TOKYO, Oct 14 (Reuters) – The Bank of Japan does not need to alter its 2% inflation target, as reaching it would help create the kind of society Japan wants with stable prices, Economy Minister Daishiro Yamagiwa said. disregarding speculations that the elusive target could be changed.

The government and the central bank issued a joint statement in January 2013 in which the entity, under political pressure to take a firmer stance against deflation, set an inflation target of 2%.

However, despite years of money printing and massive fiscal spending, Japan has struggled to raise inflation to 2%, sparking speculation among some investors that the monetary authorities could be forced to modify the joint statement.

In fact, former Finance Minister Taro Aso said he proposed lowering the inflation target when oil prices plummeted in 2014 and 2015, citing it as one of the main reasons the government could not declare an end to the deflation.

“At this stage there is no need to change the joint statement. GDP has been expanding steadily over the nine years of Abenomics,” Yamagiwa said, referring to the reflationary economic policy of former Prime Minister Shinzo Abe.

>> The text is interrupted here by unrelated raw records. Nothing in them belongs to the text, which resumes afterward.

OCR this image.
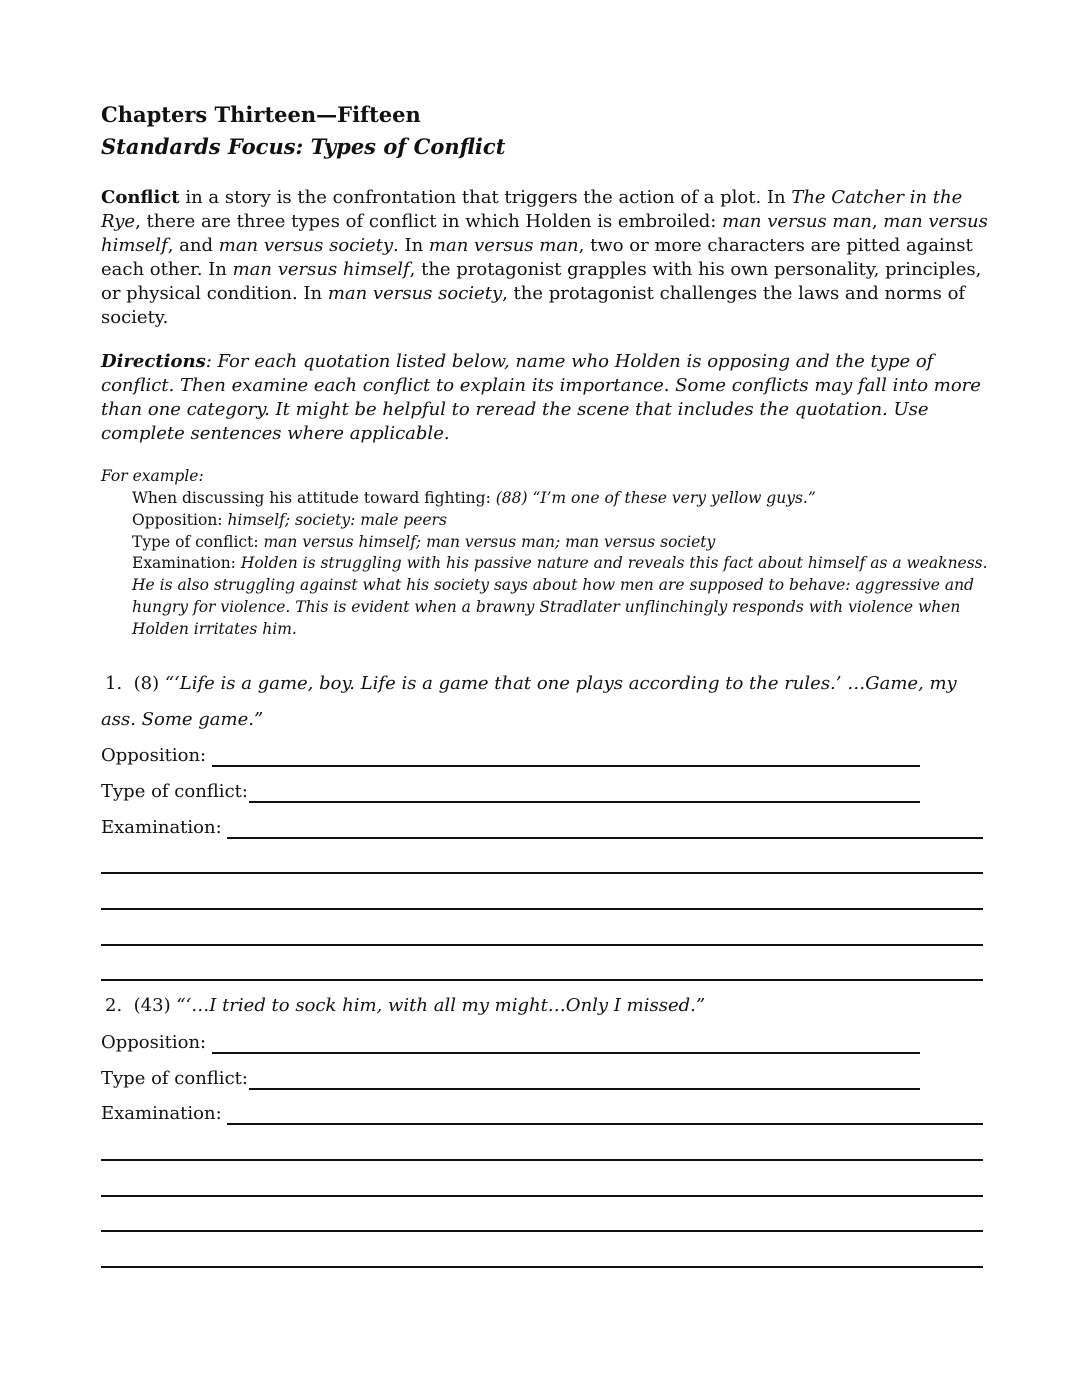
Chapters Thirteen—Fifteen
Standards Focus: Types of Conflict

Conflict in a story is the confrontation that triggers the action of a plot. In The Catcher in the Rye, there are three types of conflict in which Holden is embroiled: man versus man, man versus himself, and man versus society. In man versus man, two or more characters are pitted against each other. In man versus himself, the protagonist grapples with his own personality, principles, or physical condition. In man versus society, the protagonist challenges the laws and norms of society.

Directions: For each quotation listed below, name who Holden is opposing and the type of conflict. Then examine each conflict to explain its importance. Some conflicts may fall into more than one category. It might be helpful to reread the scene that includes the quotation. Use complete sentences where applicable.

For example:
When discussing his attitude toward fighting: (88) “I’m one of these very yellow guys.”
Opposition: himself; society: male peers
Type of conflict: man versus himself; man versus man; man versus society
Examination: Holden is struggling with his passive nature and reveals this fact about himself as a weakness. He is also struggling against what his society says about how men are supposed to behave: aggressive and hungry for violence. This is evident when a brawny Stradlater unflinchingly responds with violence when Holden irritates him.
1. (8) “‘Life is a game, boy. Life is a game that one plays according to the rules.’ …Game, my
ass. Some game.”
Opposition:
Type of conflict:
Examination:
2. (43) “‘…I tried to sock him, with all my might…Only I missed.”
Opposition:
Type of conflict:
Examination:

Yamagiwa may attend BOJ policy reviews as a representative of the Cabinet Office. Government representatives cannot vote on BOJ decisions, but they can express their opinions and delay voting.

Yamagiwa also told a group of journalists in an interview that he has no intention for now to alter the goal of achieving a primary budget surplus in the fiscal year through March 2026.

The government wants to assess how much the economy can grow while living with the coronavirus and then adopt its stimulus measures and growth strategy to get Japan back on the path of expansion, he said. “Fiscal discipline and the goal of a primary (budgetary) balance are important,” he said.